Debbie arrived and took a seat next to mine. I was quiet at first, content to listen to her nice voice reciting familiar melodies. I joined in, but tentatively. Her voice is deeper and stronger than mine, but I could still hear us both. My eyes wandered to the nine men sitting together, behind the glass, and then over to my daughter and her friends. My daughter has not been denied any opportunity because of her sex or religion. I want her to know what it feels like to sit in the back of the bus and, in this moment of feminine spiritual empowerment, notice the nine men who were silenced. An ugly part of me also wanted the nine men to experience the feeling of “not counting” in a minyan and to relay that feeling back, somehow, to their side of the mechtiza.
The bat mitzvah completed her flawless Torah and haftorah reading, and it was time for the congregation to celebrate by tossing SunKist fruit jelly candies in her direction. Soon we would leave this chapel and file into the larger sanctuary to join the rest of the congregation. After services, the bat mitzvah would deliver her brilliant D’var Torah to the entire shul, yet during the service, our presence would not officially count.

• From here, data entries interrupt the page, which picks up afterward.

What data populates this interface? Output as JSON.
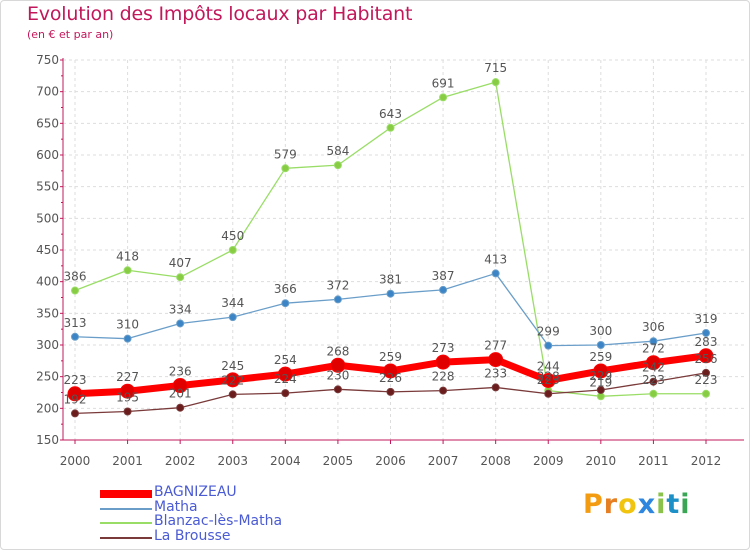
{
  "title": "Evolution des Impôts locaux par Habitant",
  "subtitle": "(en € et par an)",
  "logo_text": "Proxiti",
  "colors": {
    "title": "#c2185b",
    "axis": "#c2185b",
    "grid": "#dddddd",
    "label": "#555555",
    "legend_text": "#4a5bd4"
  },
  "chart_data": {
    "type": "line",
    "x": [
      "2000",
      "2001",
      "2002",
      "2003",
      "2004",
      "2005",
      "2006",
      "2007",
      "2008",
      "2009",
      "2010",
      "2011",
      "2012"
    ],
    "ylim": [
      150,
      750
    ],
    "yticks": [
      150,
      200,
      250,
      300,
      350,
      400,
      450,
      500,
      550,
      600,
      650,
      700,
      750
    ],
    "grid": true,
    "legend_position": "bottom-left",
    "series": [
      {
        "name": "BAGNIZEAU",
        "color": "#ff0000",
        "marker_color": "#e00000",
        "values": [
          223,
          227,
          236,
          245,
          254,
          268,
          259,
          273,
          277,
          244,
          259,
          272,
          283
        ]
      },
      {
        "name": "Matha",
        "color": "#6a9ec9",
        "marker_color": "#3b84c6",
        "values": [
          313,
          310,
          334,
          344,
          366,
          372,
          381,
          387,
          413,
          299,
          300,
          306,
          319
        ]
      },
      {
        "name": "Blanzac-lès-Matha",
        "color": "#99dd66",
        "marker_color": "#88cc44",
        "values": [
          386,
          418,
          407,
          450,
          579,
          584,
          643,
          691,
          715,
          228,
          219,
          223,
          223
        ]
      },
      {
        "name": "La Brousse",
        "color": "#7a3a3a",
        "marker_color": "#6b1c1c",
        "values": [
          192,
          195,
          201,
          222,
          224,
          230,
          226,
          228,
          233,
          223,
          229,
          242,
          256
        ]
      }
    ]
  }
}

A little girl in a pretty dress wandered over to the mechitza. She reached her tiny hand through the space between wood and plexiglass, into the men’s section, and offered the bat mitzvah’s uncle a candy to throw over the mechitza. Rest assured, my daughter will at some point feel marginalized during her life, and I trust that she will learn to cope. My bigger hope is that when she is enjoying her membership in the majority, she will approach that mechitza. She will reach her arm through the divider with an open hand and make her own offering.